Il numero di malware che vengono creati per smartphone continua a crescere. E’ questo il risultato di una ricerca che è stata condotta da Kaspersky Lab, azienda produttrice dell’omonimo software antivirus. Secondo i dati che sono stati resi noti nel 2010 sono state scoperte 153 nuove famiglie di malware per smartphone, da cui si sono sviluppati circa 1.000 varianti di virus, mentre per il 2011 i dati sono in netto aumento: 178 nuove famiglie di malware e 5.255 diverse varianti scoperte. Il 2012 rischia di essere ancora peggiore da questo punto di vista.

Ogni settimana che passa aumentano dunque i rischi per i nostri smartphone, ma quali sono i telefoni più a rischio? Non sorprende che il 65% di nuovi malware che sono stati creati lo scorso anno abbiano avuto come obiettivo Android, il sistema operativo di Google. Al secondo posto di questa particolare classifica troviamo Java, con il 27% dei malware, poi Symbian, con circa il 7% ed infine Windows Phone, con solo l’1%.

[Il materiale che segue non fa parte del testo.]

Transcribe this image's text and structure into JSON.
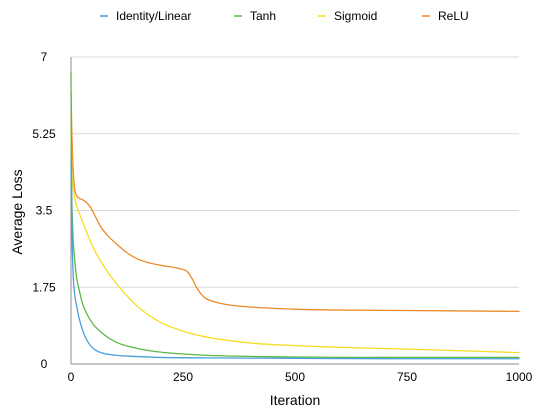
{
  "chart_data": {
    "type": "line",
    "title": "",
    "xlabel": "Iteration",
    "ylabel": "Average Loss",
    "xlim": [
      0,
      1000
    ],
    "ylim": [
      0,
      7
    ],
    "x_ticks": [
      0,
      250,
      500,
      750,
      1000
    ],
    "x_tick_labels": [
      "0",
      "250",
      "500",
      "750",
      "1000"
    ],
    "y_ticks": [
      0,
      1.75,
      3.5,
      5.25,
      7
    ],
    "y_tick_labels": [
      "0",
      "1.75",
      "3.5",
      "5.25",
      "7"
    ],
    "grid": "horizontal",
    "legend_position": "top",
    "series": [
      {
        "name": "Identity/Linear",
        "color": "#4a9fdc",
        "x": [
          0,
          1,
          3,
          5,
          8,
          12,
          18,
          25,
          35,
          50,
          70,
          100,
          150,
          200,
          300,
          500,
          750,
          1000
        ],
        "values": [
          4.6,
          3.9,
          2.6,
          2.0,
          1.6,
          1.35,
          1.05,
          0.8,
          0.55,
          0.35,
          0.25,
          0.2,
          0.17,
          0.15,
          0.14,
          0.13,
          0.12,
          0.12
        ]
      },
      {
        "name": "Tanh",
        "color": "#5cb843",
        "x": [
          0,
          1,
          3,
          5,
          8,
          12,
          18,
          25,
          35,
          50,
          70,
          100,
          150,
          200,
          300,
          500,
          750,
          1000
        ],
        "values": [
          6.65,
          4.5,
          3.3,
          2.8,
          2.4,
          2.0,
          1.7,
          1.4,
          1.15,
          0.9,
          0.7,
          0.5,
          0.35,
          0.27,
          0.2,
          0.16,
          0.15,
          0.15
        ]
      },
      {
        "name": "Sigmoid",
        "color": "#f7dc26",
        "x": [
          0,
          2,
          5,
          10,
          20,
          35,
          50,
          75,
          100,
          150,
          200,
          250,
          300,
          400,
          500,
          600,
          750,
          1000
        ],
        "values": [
          5.4,
          4.4,
          4.0,
          3.7,
          3.4,
          3.0,
          2.65,
          2.2,
          1.85,
          1.3,
          0.95,
          0.75,
          0.62,
          0.48,
          0.42,
          0.38,
          0.34,
          0.26
        ]
      },
      {
        "name": "ReLU",
        "color": "#ec8a2b",
        "x": [
          0,
          2,
          5,
          8,
          12,
          18,
          25,
          35,
          45,
          55,
          65,
          80,
          100,
          130,
          160,
          200,
          240,
          260,
          270,
          280,
          290,
          300,
          320,
          350,
          400,
          500,
          600,
          750,
          1000
        ],
        "values": [
          6.2,
          5.2,
          4.4,
          4.0,
          3.85,
          3.78,
          3.75,
          3.68,
          3.55,
          3.35,
          3.15,
          2.95,
          2.75,
          2.5,
          2.35,
          2.25,
          2.18,
          2.1,
          1.95,
          1.75,
          1.6,
          1.5,
          1.42,
          1.35,
          1.3,
          1.25,
          1.23,
          1.22,
          1.2
        ]
      }
    ]
  }
}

Quali sono i rischi maggiori per gli utenti? Furto di dati e di informazioni sensibili in primo luogo, come ad esempio contatti telefonici, SMS, fotografie e video. I malware più “cattivi” da questo punto di vista, invece, sono in grado addirittura di assumere il controllo del telefono del malcapitato e, ad esempio, far partire telefonate.

Perché Android è il sistema operativo più colpito dai malware in genere? Sicuramente la grande diffusione del sistema operativo in sé lo rende un bersaglio facile. Se poi consideriamo che il sistema operativo è stato sviluppato partendo da Linux, dunque una piattaforma open source, ecco che diventa ancora più facile capire come e dove attaccare Android. Infine, Google non ha mai posto grandi controlli alle app che gli utenti possono caricare sul suo Android Market, il che certamente facilità la diffusione di virus e codici maligni.